View Single Post
Old 06-26-2025, 10:52 AM   #147
matskralc!
Minors (Rookie Ball)
 
matskralc!'s Avatar
 
Join Date: Jul 2011
Posts: 30
This is a pretty awful change, and the number of posters that don't seem to understand jpeters' point is frustrating. The amount of "OK, but nobody actually locks 1/600 prospects to AAA, so what's the problem?" is agonizing.

The development team's argument that "well, raw athleticism is represented by potential ratings and not accounted for in current ratings" is nonsensical. Current ratings are "ability to apply raw athleticism to the task". The development team's argument boils down to "people are naturally better at something that they might be naturally better at". If this is the case, then just reflect it in their current ratings.

Which is exactly what kidd_05_u2 argues:

Quote:
Originally Posted by kidd_05_u2
Wouldn't career paths like Campbell or Jackson Holliday be modeled better as coming out of the draft with current ratings that are good enough to play at AAA? Good enough to tear through the minors and not good enough to easily succeed in the MLB, while avoiding this bad situation where potential affects stats.

The challenge would be to get the AI to still put some of these players through the low minors, though nowadays teams are getting more and more aggressive with early promotions.
To which RonCo responds:

Quote:
Originally Posted by RonCo
Yes. This is exactly how those players should be modeled. Some players blaze through the minors because someone made a "mistake" and put them into an environment where their current skills were considerably greater than the guys around them. They only stabilize once they are put into an environment where they are at the right level--which could even be the majors.

The idea of using potential ratings to influence current results is a bad model.​
Yes! Exactly! Top prospects don't perform better in the minor leagues because they might be good major leaguers someday. They perform better in the minor leagues because they're better at baseball than the other minor leaguers they are playing against. It just boggles my mind that the dev team doesn't see this.

fhomess elaborates:

Quote:
Originally Posted by fhomess
I think this is where OOTP is not yet agreeing. I'm hearing a "ends justify the means" response from OOTP on this. However, I think the issue is that the model is bad because it confuses the end user of the game. Stats should be generated according to the same ratings at all levels of play. If we're using potential ratings in conjunction with current ratings for minor leagues but not major leagues then they're playing two different games. The end user doesn't know that, and can't be expected to logically assume that, either. It's entirely counterintuitive.

Perhaps the issue that OOTP is trying to model is the wider variance of expected outcomes that prospects have based on their skill level which OOTP doesn't really have a rating for.​
I find it interesting that RonCo, who I recognize as "that guy who did countless statistical studies of the OOTP defense model", and fhomess, who I recognize as "that guy who gave us StatsLab", are on the side of "this is a poor model".
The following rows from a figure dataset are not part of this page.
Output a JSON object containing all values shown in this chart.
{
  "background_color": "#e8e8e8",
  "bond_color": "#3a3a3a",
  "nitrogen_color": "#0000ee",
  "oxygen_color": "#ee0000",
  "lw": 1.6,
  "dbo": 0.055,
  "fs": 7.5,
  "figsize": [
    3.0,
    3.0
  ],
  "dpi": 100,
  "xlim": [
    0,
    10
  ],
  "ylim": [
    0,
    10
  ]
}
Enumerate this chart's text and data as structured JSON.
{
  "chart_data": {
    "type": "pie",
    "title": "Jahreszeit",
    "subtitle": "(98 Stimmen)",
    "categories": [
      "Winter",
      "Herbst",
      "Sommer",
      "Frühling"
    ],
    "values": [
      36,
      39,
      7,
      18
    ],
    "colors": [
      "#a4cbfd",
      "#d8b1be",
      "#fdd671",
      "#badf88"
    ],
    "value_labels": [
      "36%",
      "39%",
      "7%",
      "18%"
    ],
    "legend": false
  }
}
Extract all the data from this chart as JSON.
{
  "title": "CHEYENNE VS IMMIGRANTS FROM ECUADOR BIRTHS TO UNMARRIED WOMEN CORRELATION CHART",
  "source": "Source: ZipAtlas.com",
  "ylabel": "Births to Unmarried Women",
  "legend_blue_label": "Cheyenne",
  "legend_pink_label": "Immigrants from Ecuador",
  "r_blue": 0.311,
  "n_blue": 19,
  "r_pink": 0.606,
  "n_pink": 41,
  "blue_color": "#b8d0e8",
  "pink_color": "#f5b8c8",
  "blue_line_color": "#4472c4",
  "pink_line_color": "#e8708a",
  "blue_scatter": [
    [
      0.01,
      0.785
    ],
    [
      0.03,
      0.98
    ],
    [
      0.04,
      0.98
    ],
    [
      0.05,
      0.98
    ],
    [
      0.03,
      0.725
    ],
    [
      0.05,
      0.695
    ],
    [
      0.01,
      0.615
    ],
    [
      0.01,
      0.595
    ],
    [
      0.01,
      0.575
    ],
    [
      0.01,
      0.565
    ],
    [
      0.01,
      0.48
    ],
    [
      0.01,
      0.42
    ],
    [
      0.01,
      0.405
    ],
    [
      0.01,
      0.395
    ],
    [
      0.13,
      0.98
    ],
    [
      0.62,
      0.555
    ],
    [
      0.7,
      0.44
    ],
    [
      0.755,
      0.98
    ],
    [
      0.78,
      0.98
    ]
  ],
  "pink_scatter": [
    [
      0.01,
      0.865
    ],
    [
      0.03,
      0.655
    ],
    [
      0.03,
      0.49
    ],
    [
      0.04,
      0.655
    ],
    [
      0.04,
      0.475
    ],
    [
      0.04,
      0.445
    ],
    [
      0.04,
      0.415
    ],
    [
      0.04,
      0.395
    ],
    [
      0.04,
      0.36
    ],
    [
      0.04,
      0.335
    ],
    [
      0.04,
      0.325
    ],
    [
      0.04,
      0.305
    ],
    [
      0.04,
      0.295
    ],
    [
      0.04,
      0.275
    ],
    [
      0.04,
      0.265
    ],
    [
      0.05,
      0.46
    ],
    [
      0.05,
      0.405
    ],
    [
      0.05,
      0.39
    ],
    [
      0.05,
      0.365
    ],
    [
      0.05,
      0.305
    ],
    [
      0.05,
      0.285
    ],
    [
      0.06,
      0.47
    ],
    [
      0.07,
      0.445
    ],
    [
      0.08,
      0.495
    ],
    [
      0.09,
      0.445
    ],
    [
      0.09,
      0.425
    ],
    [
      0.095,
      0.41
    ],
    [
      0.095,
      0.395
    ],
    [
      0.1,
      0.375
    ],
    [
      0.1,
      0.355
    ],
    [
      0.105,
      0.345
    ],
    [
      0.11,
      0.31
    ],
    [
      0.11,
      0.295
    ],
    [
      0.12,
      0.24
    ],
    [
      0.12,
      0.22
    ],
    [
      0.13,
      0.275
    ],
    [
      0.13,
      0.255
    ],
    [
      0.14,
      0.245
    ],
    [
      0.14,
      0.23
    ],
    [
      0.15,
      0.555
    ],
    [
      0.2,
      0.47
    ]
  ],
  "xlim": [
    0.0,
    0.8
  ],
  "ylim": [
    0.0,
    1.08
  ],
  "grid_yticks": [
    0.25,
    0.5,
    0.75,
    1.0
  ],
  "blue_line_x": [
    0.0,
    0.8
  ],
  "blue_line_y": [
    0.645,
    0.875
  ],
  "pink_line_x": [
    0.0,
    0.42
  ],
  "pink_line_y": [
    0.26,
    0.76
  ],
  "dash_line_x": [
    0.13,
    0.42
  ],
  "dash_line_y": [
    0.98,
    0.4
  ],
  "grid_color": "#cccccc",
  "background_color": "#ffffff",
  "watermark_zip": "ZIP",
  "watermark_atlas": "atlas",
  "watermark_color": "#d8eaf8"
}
The actual problem is that almost nobody ever comes out of the amateur draft with the current ratings to go anywhere higher than Low-A. The fact that real-life teams send everybody to R/A- and the good players tear the cover off the ball is because those good players should have 40s, 45s or 50s, not 30s, and probably could have been sent right to A or AA. It's not because they have potentials of 70+ that somehow compensate for their actual 30. Real-life teams don't send all of these guys straight to A or AA for a variety of reasons, many of which have nothing to do with ability and everything to do with things like personality, maturity, and organizational culture.

But now? When current ratings don't matter? What level do I send a guy to after the draft? Who knows! Because his ratings aren't his ratings! And then I can't trust his statistical output because it turns out that his potentials are being factored in to those, but only in the minor leagues, and if he's got good potentials he's going to perform well regardless of his actual ability and I'm only going to discover his actual ability once I place him on the big league roster.

Eckstein 4 Prez then shows up to make the point, with lots of words!, that Bill James disproved the "there's something different about the Bigs" nonsense decades ago. So why are we bringing it back?!?

I already don't use minor leagues in my solo leagues anymore because it's not possible to tune the totals to be what I want without running 474,000 test sims first (and because players develop regardless of playing time; playing time is really only for getting additional information through stats, "rotting on the bench" or "giving a guy reps to figure it out" is sadly just not much of a thing).

The two online leagues I participate in, the OTBL and the TCBA, are broadly OK looking enough that their minor league totals don't bother me. But I heavily use minor league stats when evaluating whether it's time to push players up another level. The fact that minor league stats are almost completely meaningless in OOTP26 is enough for me to say that the OTBL, the league I run, may be on OOTP25 forever. And we may be a drop in the bucket, but a lot of the ownership in that league only buys new versions of OOTP when I upgrade the OTBL.

Last edited by matskralc!; 06-26-2025 at 10:53 AM.